Tapi Iwan Fals, dalam salah satu lagu nya menyebut sendal jepit mewakili rakyat kecil mungil yang senantiasa terjepit. Tak terperhatikan, terpinggirkan, gurem, kampungan, diremehkan dan tak dianggap sama sekali.

Di beberapa mall, di pintu depannya di pasang rambu rambu dengan gambar sandal jepit di silang warna merah, artinya dilarang masuk mall dengan sandal jepit. Sempat terpikir sebegitu menghinanya pengelola mall tersebut sampai sampai membedakan strata sosial pengunjungnya dari sendal yang mereka pakai. Padahal larangan itu bukan untuk menghina lho, tapi untuk keselamatan pengunjung karena sendal jepit tidak aman untuk dipakai di eskalator.

Sendal jepit memang jenis alas kaki yang paling banyak dipakai di negeri ini. Sendal dari bahan busa padat eva sponge itu berkelana ke seantero negeri di bawah injakan kaki pemakainya. Jenis sendal ini mulai naik kelas ketika para bule hidung mancung berkulit putih yang suka bejubel di berbagai pantai sampai kampung wisata ternyata menyukai jenis sendal kampungan ini. Biasalah kalau sudah berurusan dengan bule selalu saja dianggap keren.

Tapi sendal jepit tetaplah sendal jepit. Yang dipakai para bule itu cuman secuil dari jenis sendal jepit yang sudah dimodif sedemikian rupa hingga bentuknya lebih menarik, warnanya lebih cerah, bergambar lebih indah dan mutunya jauh lebih baik dari sendal jepit kampungan yang biasa beserak di emperan masjid dan surau di tepian kampung.

Sekali namanya sendal jepit, tak kan penah dianggap pantas dipakai masuk ke istana negara. Bahkan ke gedung DPR sekalipun yang konon disebut rumah rakyat. Sendal jepit tetap saja dipakai dipinggiran kampung, kakus atau jamban, paling top dipakai untuk jum’atan dan taraweh, biar kalau ilang gak rugi rugi amat.

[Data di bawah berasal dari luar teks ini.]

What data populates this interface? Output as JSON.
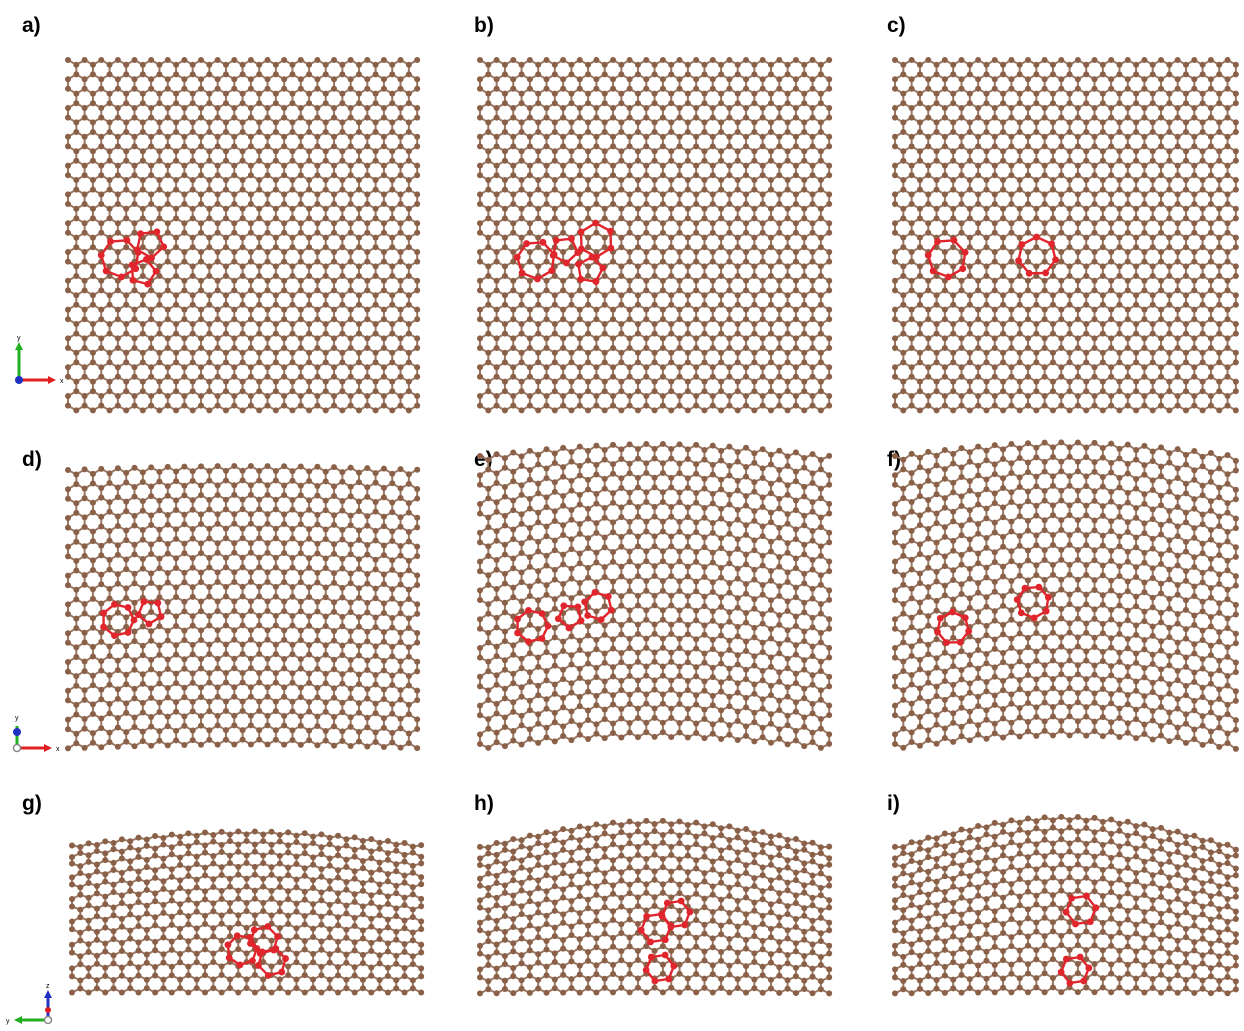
{
  "figure": {
    "panels": [
      {
        "label": "a)",
        "view": "top",
        "defect": "adjacent"
      },
      {
        "label": "b)",
        "view": "top",
        "defect": "separated"
      },
      {
        "label": "c)",
        "view": "top",
        "defect": "distant"
      },
      {
        "label": "d)",
        "view": "top-rippled",
        "defect": "adjacent"
      },
      {
        "label": "e)",
        "view": "top-rippled",
        "defect": "separated"
      },
      {
        "label": "f)",
        "view": "top-rippled",
        "defect": "distant"
      },
      {
        "label": "g)",
        "view": "side",
        "defect": "adjacent"
      },
      {
        "label": "h)",
        "view": "side",
        "defect": "separated"
      },
      {
        "label": "i)",
        "view": "side",
        "defect": "distant"
      }
    ],
    "axes_top": {
      "x": "x",
      "y": "y"
    },
    "axes_rippled": {
      "x": "x",
      "y": "y"
    },
    "axes_side": {
      "h": "y",
      "v": "z"
    },
    "colors": {
      "carbon": "#8a6048",
      "bond": "#9b7862",
      "defect": "#e0262c",
      "axis_x": "#e02020",
      "axis_y": "#20b020",
      "axis_z": "#2030c0"
    }
  }
}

Padahal jenis sendal ini adalah sendal yang diproduksi masal paling banyak saban tahun. Bisnis sendal jepit itu gak ada matinya loh. Bagi para pedagangnya, sendal jepit itu tak lebih dari skedar objek dagangan atau obyekan, sammaaa persis seperti rakyat gurem yang biasa memakainya. Hanya dibutuhkan saat akan ada transaksi politik, berbau naik pangkat, beraroma proyek besar atau beraroma kucuran dana, setelah itu habis cerita. Sendal jepit kembali ke nasib nya, nasib untuk di injak telapak kaki dan direndahkan.

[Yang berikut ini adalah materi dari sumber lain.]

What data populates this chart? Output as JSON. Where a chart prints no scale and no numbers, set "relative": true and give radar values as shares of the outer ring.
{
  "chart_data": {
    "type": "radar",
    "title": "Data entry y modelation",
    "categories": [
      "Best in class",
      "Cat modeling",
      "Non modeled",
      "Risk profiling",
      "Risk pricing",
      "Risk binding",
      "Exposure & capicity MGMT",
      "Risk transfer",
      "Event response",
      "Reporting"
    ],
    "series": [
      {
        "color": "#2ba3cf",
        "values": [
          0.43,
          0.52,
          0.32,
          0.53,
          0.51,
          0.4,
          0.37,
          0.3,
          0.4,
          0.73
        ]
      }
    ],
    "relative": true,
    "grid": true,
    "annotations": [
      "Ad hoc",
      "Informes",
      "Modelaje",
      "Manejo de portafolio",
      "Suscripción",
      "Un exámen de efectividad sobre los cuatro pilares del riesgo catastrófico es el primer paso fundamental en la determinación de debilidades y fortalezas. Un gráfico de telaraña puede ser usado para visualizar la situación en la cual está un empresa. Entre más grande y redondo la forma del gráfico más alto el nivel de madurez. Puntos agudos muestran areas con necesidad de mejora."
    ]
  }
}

Padahal lebih dari itu, sendal jepit itu juga menyimpan makna kekuatan ikatan kesetiaan, kesetaraan, sinergi, kolaborasi dan kerelaan dalam bentuk yang sederhana.

Siapapun anda pastinya tak kan pernah menggunakan sendal jepit hanya sebelah saja dan sebelahnya nyeker atau pakai sepatu mahal. Anda juga akan ditertawakan atau setidaknya dipandang aneh bila memakai sendal jepit yang lain sebelah, apalagi kalau sampai memakai sendal kanan untuk kaki kiri dan sebaliknya.

Anda juga tak kan mau lagi menggunakan sendal jepit putus, meski yang putus hanya sebelah, padahal yang sebelahnya lagi masih utuh, tapi yang masih utuhpun ikutan teronggok tak terpakai lagi, ikutan status dengan yang sudah putus sebagai bekas sendal, seakan dia berkata “I can’t life without you honey” (aq gak bs hdp tanpa mu, syng)..ah.. sendal jepit pun ternyata bisa so sweet like that yak.

Atau mau mencoba pergi ke warung dan bilang “maaf bu, saya mau beli sendal jepit tapi yang sebelah kiri aja dan sudah ada bekas lekukan telapak kakinya ?”. Silahkan nikmati ekspresi aneh si ibu penjual sendal.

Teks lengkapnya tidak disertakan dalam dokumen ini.